いい子

 今はもうあまり言わないのかもしれないが(NHKの教育番組くらいだと使っているかもしれないが)「よい子のみんなは……」という呼びかけ言葉がある。

 よい子のみんな、とはどこまでの範囲を指すかというと、たとえ細かく見ていったら現実に「悪い子」であっても、よい子の範疇に入る。直接その子と関係のないあかの他人からしたら、子どもはみんな「よい子」なのだ。

 ちょっと無責任だが、そこには子どもというものはみんな「よい子であってほしい」という願いがこもっているからこその呼称であるようにも思う。意地悪く言えば、「よい子ならこんなことはしないよね?」というちょっとした牽制というか、脅しも入っている。国の将来を担う子どもたちには、皆いい子であってもらわないと困るのだ。



 私は、うちの子どもに「いい子、いい子」と言っている。

 今はまだいいが、そのうち嫌がられる日が来るかもしれない。恥ずかしいし、なんだか子ども扱いされているような感じもしてくるだろう。生意気言葉で言うと「ダせぇ」ということだろう。子どもが中学生に上がる頃には、さすがに言い方を考えるかもしれない。

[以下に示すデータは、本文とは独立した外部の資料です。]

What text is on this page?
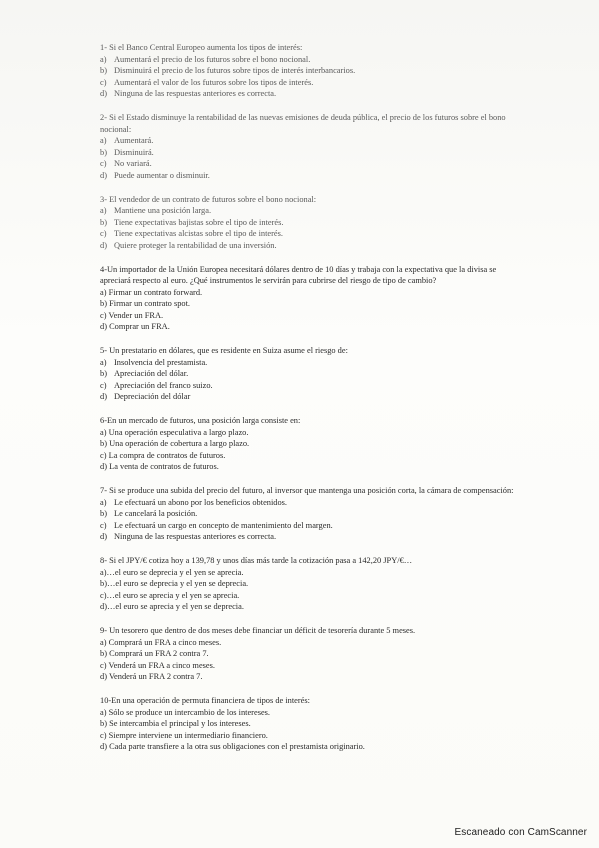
1- Si el Banco Central Europeo aumenta los tipos de interés:
a) Aumentará el precio de los futuros sobre el bono nocional.
b) Disminuirá el precio de los futuros sobre tipos de interés interbancarios.
c) Aumentará el valor de los futuros sobre los tipos de interés.
d) Ninguna de las respuestas anteriores es correcta.
2- Si el Estado disminuye la rentabilidad de las nuevas emisiones de deuda pública, el precio de los futuros sobre el bono nocional:
a) Aumentará.
b) Disminuirá.
c) No variará.
d) Puede aumentar o disminuir.
3- El vendedor de un contrato de futuros sobre el bono nocional:
a) Mantiene una posición larga.
b) Tiene expectativas bajistas sobre el tipo de interés.
c) Tiene expectativas alcistas sobre el tipo de interés.
d) Quiere proteger la rentabilidad de una inversión.
4-Un importador de la Unión Europea necesitará dólares dentro de 10 días y trabaja con la expectativa que la divisa se apreciará respecto al euro. ¿Qué instrumentos le servirán para cubrirse del riesgo de tipo de cambio?
a) Firmar un contrato forward.
b) Firmar un contrato spot.
c) Vender un FRA.
d) Comprar un FRA.
5- Un prestatario en dólares, que es residente en Suiza asume el riesgo de:
a) Insolvencia del prestamista.
b) Apreciación del dólar.
c) Apreciación del franco suizo.
d) Depreciación del dólar
6-En un mercado de futuros, una posición larga consiste en:
a) Una operación especulativa a largo plazo.
b) Una operación de cobertura a largo plazo.
c) La compra de contratos de futuros.
d) La venta de contratos de futuros.
7- Si se produce una subida del precio del futuro, al inversor que mantenga una posición corta, la cámara de compensación:
a) Le efectuará un abono por los beneficios obtenidos.
b) Le cancelará la posición.
c) Le efectuará un cargo en concepto de mantenimiento del margen.
d) Ninguna de las respuestas anteriores es correcta.
8- Si el JPY/€ cotiza hoy a 139,78 y unos días más tarde la cotización pasa a 142,20 JPY/€…
a)…el euro se deprecia y el yen se aprecia.
b)…el euro se deprecia y el yen se deprecia.
c)…el euro se aprecia y el yen se aprecia.
d)…el euro se aprecia y el yen se deprecia.
9- Un tesorero que dentro de dos meses debe financiar un déficit de tesorería durante 5 meses.
a) Comprará un FRA a cinco meses.
b) Comprará un FRA 2 contra 7.
c) Venderá un FRA a cinco meses.
d) Venderá un FRA 2 contra 7.
10-En una operación de permuta financiera de tipos de interés:
a) Sólo se produce un intercambio de los intereses.
b) Se intercambia el principal y los intereses.
c) Siempre interviene un intermediario financiero.
d) Cada parte transfiere a la otra sus obligaciones con el prestamista originario.
Escaneado con CamScanner
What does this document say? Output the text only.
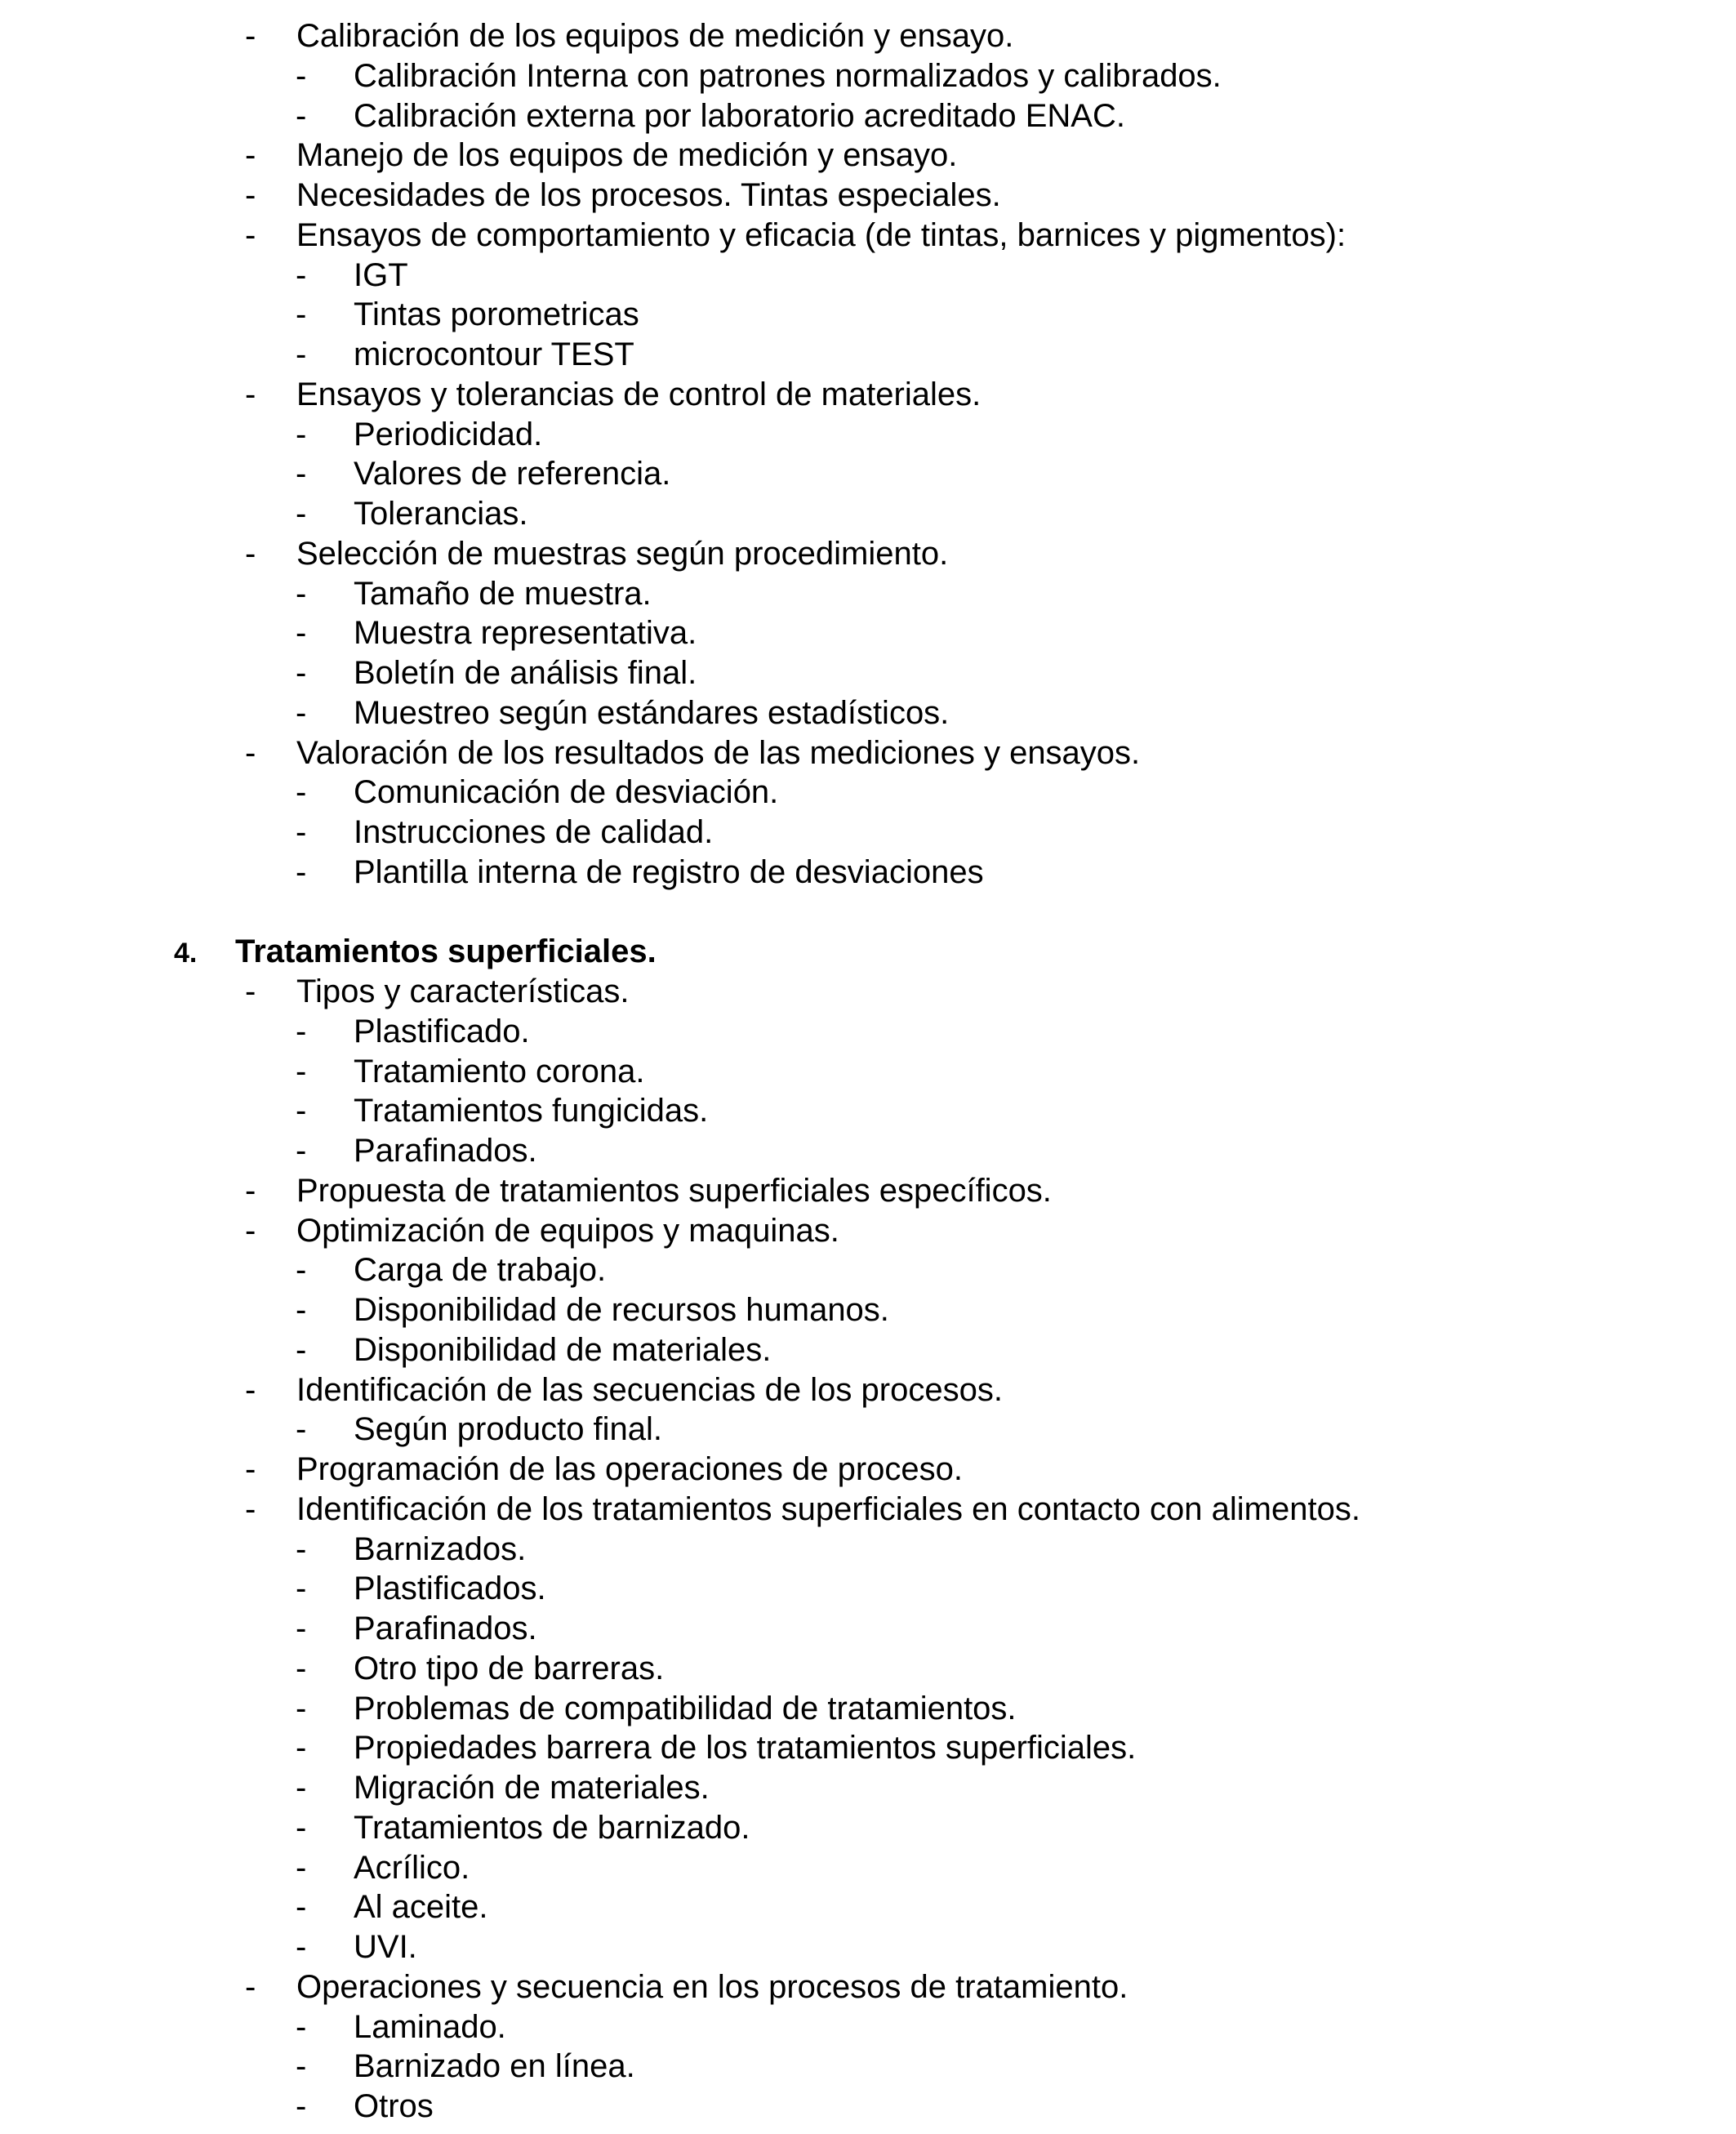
- Calibración de los equipos de medición y ensayo.
- Calibración Interna con patrones normalizados y calibrados.
- Calibración externa por laboratorio acreditado ENAC.
- Manejo de los equipos de medición y ensayo.
- Necesidades de los procesos. Tintas especiales.
- Ensayos de comportamiento y eficacia (de tintas, barnices y pigmentos):
- IGT
- Tintas porometricas
- microcontour TEST
- Ensayos y tolerancias de control de materiales.
- Periodicidad.
- Valores de referencia.
- Tolerancias.
- Selección de muestras según procedimiento.
- Tamaño de muestra.
- Muestra representativa.
- Boletín de análisis final.
- Muestreo según estándares estadísticos.
- Valoración de los resultados de las mediciones y ensayos.
- Comunicación de desviación.
- Instrucciones de calidad.
- Plantilla interna de registro de desviaciones
4. Tratamientos superficiales.
- Tipos y características.
- Plastificado.
- Tratamiento corona.
- Tratamientos fungicidas.
- Parafinados.
- Propuesta de tratamientos superficiales específicos.
- Optimización de equipos y maquinas.
- Carga de trabajo.
- Disponibilidad de recursos humanos.
- Disponibilidad de materiales.
- Identificación de las secuencias de los procesos.
- Según producto final.
- Programación de las operaciones de proceso.
- Identificación de los tratamientos superficiales en contacto con alimentos.
- Barnizados.
- Plastificados.
- Parafinados.
- Otro tipo de barreras.
- Problemas de compatibilidad de tratamientos.
- Propiedades barrera de los tratamientos superficiales.
- Migración de materiales.
- Tratamientos de barnizado.
- Acrílico.
- Al aceite.
- UVI.
- Operaciones y secuencia en los procesos de tratamiento.
- Laminado.
- Barnizado en línea.
- Otros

 でも私にはやっぱり「いい子」なのだ。宿題をギリギリまでやらないし、自業自得なことで泣くし、忘れ物は少なくないし、どちらかというとドラえもんの「のび太」的で、いい子というよりは叱る要素が多めである。なのに、私には「いい子」という言葉しか出てこない。



 筆者は、かつてスピリチュアルの世界で言う「非二元」を見た。

 厳密には、「見た」とか「感じた」という言葉を使うのがおかしいのがこの分野である。自他がない、分離がない体験なのになぜ「見た」とか「感じた」とか対象化できるというのか。できないのだが、この世界に戻ってきてその体験を言葉にするには「破綻しているがそうとしか言いようがない」から仕方なく対象化して言っている。そんな申し訳なさもなく自信たっぷりに「私はワンネスを体験した」とか「ワンネスからのメッセージ」とか口にする人間を信用しない。いちなるものでしかない世界なのに、なぜそこからメッセージなんか来るのだ。論理が破綻している。

 その「あちら」の流儀では、相対性がない。陰陽がない。だから善悪がないし、良いとか悪いとかいう「評価の違い」もない。そういう感覚の土産をもらって私はこの世界で暮らしているが、それでいくとすべての子どもに価値の差はない。ないが、やはり私もこの世界の住人である。ウチの子は特別なのだ。



 すべてに価値の差などないことに一度は目の開けた人間らしくないが、他人の子は正直それほどかわいくない。もちろん人類愛的なものはあるし、命として価値あると思っているが、ウチの子とは天地の差がある。(笑)

 いやな話をするが、もし海でおぼれてよその子とウチの子どちからかしか助けられないという状況になったら、ウチの子を助ける確率が98%である。残りの2%は、この世界では何が起きるか分からないから、その時にならないと分からない部分もあるという「謙虚さ」を数字にしたものだ。でも多分、うちの子を守るだろう。

 私は、そのことに「すまない」と思いながら暮らしている。だから、何事もない平時において、よその子が遊びにきたら歓迎するし、困っていたら助けるということでゆるしてちょんまげ、と思っている。その代わり、緊急時切羽詰まった時には自分の子どもを優先させていただきますから、と。

 いちいちそんなことを申し訳なく思いながら生きてる私って、かなり変? だから、スピリチュアル的理解で高い境地に行きすぎないほうがいいのである。

 ちなみに、優しいとか人としてできているとかいう側面と、境地の高さとは関係なく、まったく別のカテゴリーであることに注意。マザーテレサ並みに慈愛に満ちた人が精神境地的に高くない場合があり、逆にクセがあって優しくもない人間が高い場合があるのである。私は当然、前者に価値があると思っている。愛と宇宙理解(本質把握)の度合いは、相関関係が薄いのである。